Zacarias Moussaoui wants to testify on al Qaeda terror financing

October 14, 2014

Zacarias Moussaoui, who pleaded guilty in 2005 to conspiring in al Qaeda’s Sept. 11 attacks on the United States, says he has information about how al Qaeda financed its operations and he wants to provide it to lawyers representing terrorism victims.

After a federal jury in Brooklyn found Arab Bank liable last month for financing Hamas operations during the Second Palestinian Intifada, Moussaoui sent a handwritten letter to the clerk of the court from a super-maximum security prison in Florence, Colorado, where he is serving a life sentence. (Moussaoui said he heard about the jury verdict on Fox News.) “I want to testify against financial institutions such as Arab Bank, Saudi American Bank, the National Commercial Bank of Saudi Arabia” and several individuals, Moussaoui wrote, “for their support and financing of Usama bin Laden and Al Qaeda from the time of the Eastern Africa embassy bombing, U.S.S. Cole bombing and 9/11.”

In the letter, which was docketed Friday in the Arab Bank case, Moussaoui said that plaintiffs’ lawyers representing victims of the Sept. 11 attacks have requested permission to meet with him but that prison officials have denied the request. Moussaoui also claimed that he has previously offered to testify about al Qaeda financing in letters to the judge overseeing the Sept. 11 victims’ consolidated litigation, U.S. District Judge George Daniels of Manhattan, but that he does not know if the prison has mailed them. The docket in that case does not show any communications from Moussaoui, who was once named as a defendant by Sept. 11 victims.

Moussaoui’s proposed testimony would probably not affect the Arab Bank case. For one thing, it’s not clear from his two-page letter to the court that Moussaoui really has information about al Qaeda’s financiers, although in its opinion upholding his plea and sentence, the 4th U.S. Circuit Court of Appeals detailed Moussaoui’s supposed ties to bin Laden and his training in preparation for the Sept. 11 attacks. Moreover, even if Moussaoui can link specific banks to al Qaeda, that information wouldn’t be relevant to the Arab Bank case in Brooklyn, which centers on the bank’s purported support for Hamas attacks in Israel and the Palestinian Territories.

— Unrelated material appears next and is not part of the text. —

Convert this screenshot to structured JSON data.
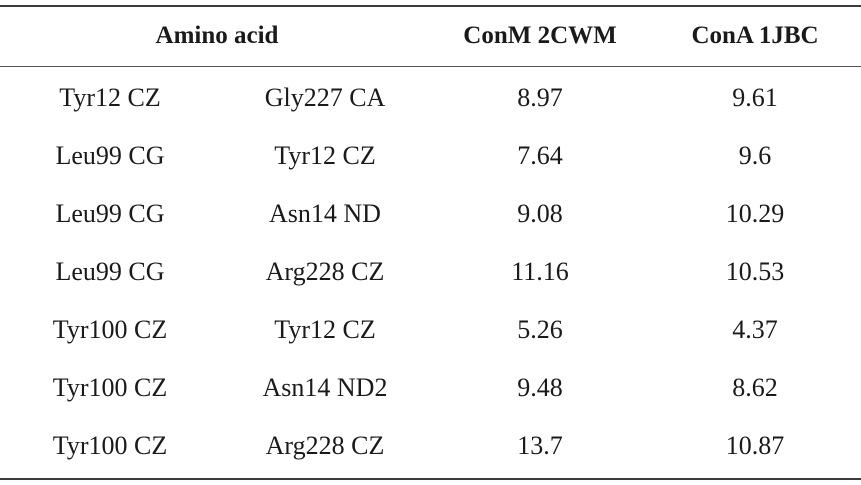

Plaintiffs’ lawyer Gary Osen told me it was unlikely the victims in his case would try to interview Moussaoui (though he didn’t entirely rule it out). An Arab Bank spokesman declined to comment on the Moussaoui letter, pointing instead to the bank’s newly filed motion for a new trial.

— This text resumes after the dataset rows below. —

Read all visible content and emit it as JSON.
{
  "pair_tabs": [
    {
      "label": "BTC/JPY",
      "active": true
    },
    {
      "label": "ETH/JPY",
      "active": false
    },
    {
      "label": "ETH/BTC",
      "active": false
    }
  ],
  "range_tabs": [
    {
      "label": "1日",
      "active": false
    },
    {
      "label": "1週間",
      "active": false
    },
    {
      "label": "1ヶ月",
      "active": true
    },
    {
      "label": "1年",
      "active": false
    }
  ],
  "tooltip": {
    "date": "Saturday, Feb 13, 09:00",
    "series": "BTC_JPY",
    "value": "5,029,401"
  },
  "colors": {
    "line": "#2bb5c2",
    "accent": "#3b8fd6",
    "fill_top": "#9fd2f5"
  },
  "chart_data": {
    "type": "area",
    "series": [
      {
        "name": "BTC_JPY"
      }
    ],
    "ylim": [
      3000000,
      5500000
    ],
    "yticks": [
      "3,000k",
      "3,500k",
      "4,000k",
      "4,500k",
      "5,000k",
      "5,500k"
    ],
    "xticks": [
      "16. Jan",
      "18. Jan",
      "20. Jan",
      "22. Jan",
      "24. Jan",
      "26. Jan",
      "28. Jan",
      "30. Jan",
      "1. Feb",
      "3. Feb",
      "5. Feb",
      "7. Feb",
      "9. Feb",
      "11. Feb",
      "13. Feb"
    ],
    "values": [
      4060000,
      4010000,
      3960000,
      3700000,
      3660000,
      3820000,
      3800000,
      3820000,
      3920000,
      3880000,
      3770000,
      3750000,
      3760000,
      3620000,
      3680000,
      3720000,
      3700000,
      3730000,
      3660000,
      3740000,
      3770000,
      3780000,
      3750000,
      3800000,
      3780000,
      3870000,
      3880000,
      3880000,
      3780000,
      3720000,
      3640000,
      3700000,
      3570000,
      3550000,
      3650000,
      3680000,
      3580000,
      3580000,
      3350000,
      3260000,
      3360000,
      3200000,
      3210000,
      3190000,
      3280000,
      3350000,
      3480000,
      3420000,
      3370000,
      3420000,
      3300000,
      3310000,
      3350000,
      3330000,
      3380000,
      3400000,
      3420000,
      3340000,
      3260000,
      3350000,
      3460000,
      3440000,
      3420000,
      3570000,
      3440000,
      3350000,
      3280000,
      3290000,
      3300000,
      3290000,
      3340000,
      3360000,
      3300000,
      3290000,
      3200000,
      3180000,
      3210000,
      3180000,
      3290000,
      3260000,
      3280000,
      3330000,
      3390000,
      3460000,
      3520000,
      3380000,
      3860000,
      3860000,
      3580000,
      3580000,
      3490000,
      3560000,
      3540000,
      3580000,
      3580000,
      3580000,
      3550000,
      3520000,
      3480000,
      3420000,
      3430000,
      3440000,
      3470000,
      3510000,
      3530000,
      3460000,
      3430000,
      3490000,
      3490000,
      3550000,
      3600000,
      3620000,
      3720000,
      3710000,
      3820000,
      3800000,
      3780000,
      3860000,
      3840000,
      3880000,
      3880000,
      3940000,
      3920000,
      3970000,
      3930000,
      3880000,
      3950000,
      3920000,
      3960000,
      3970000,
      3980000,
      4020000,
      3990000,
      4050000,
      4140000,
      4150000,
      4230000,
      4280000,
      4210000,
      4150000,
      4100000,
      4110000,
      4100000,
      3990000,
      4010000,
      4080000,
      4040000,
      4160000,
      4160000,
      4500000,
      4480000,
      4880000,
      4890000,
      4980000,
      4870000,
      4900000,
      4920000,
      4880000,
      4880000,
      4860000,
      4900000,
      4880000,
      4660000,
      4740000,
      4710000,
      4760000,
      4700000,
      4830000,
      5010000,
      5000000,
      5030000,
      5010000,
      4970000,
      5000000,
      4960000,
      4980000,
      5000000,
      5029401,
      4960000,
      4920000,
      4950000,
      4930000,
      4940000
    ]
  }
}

Moussaoui’s evidence, if he really has any, would probably be more important in the Sept. 11 terror-finance litigation. His letter to the Arab Bank court does not specify why he is offering to testify, though he requests that Jerry Goldman of Anderson Kill be appointed as his lawyer. Goldman told me he doesn’t know why Moussaoui asked for his appointment. Even if Goldman wanted the assignment, he said, he is conflicted because he is one of the lead lawyers for victims in the Sept. 11 case. Goldman declined to say whether victims’ lawyers have tried to contact Moussaoui, although he did say that the U.S. Bureau of Prisons “makes it very difficult.” Lawyers from another of the lead plaintiffs’ firms in the Sept. 11 case, Motley Rice, didn’t respond to my email request for comment. Motley Rice is also a lead firm in the Arab Bank case.

Moussaoui is confined under “special administrative measures” (SAM) because the government deems him a national security risk. That designation means that the warden of the prison in Florence can restrict his visitation, phone and mail privileges. A spokesman for the Bureau of Prisons told me that even SAM inmates are permitted to write to federal courts but declined to comment on visitation requests.¬†Moussaoui’s most recent lawyer, Joyce Ellen Rosendahl, also declined to comment.

I reached out to one of the lawyers who represented Moussaoui at his criminal trial, federal public defender Gerald Zerkin in Richmond, Virginia, to ask whether Moussaoui really knows anything about al Qaeda’s financing. Citing attorney-client privilege, Zerkin told me he couldn’t say. He also pointed out that the conditions of Moussaoui’s imprisonment will make it exceedingly tough for any private lawyers to talk to him. “I wouldn’t hold my breath,” Zerkin said. “But it’s possible.”

(This piece has been updated to clarify that Rosendahl no longer represents Moussaoui.)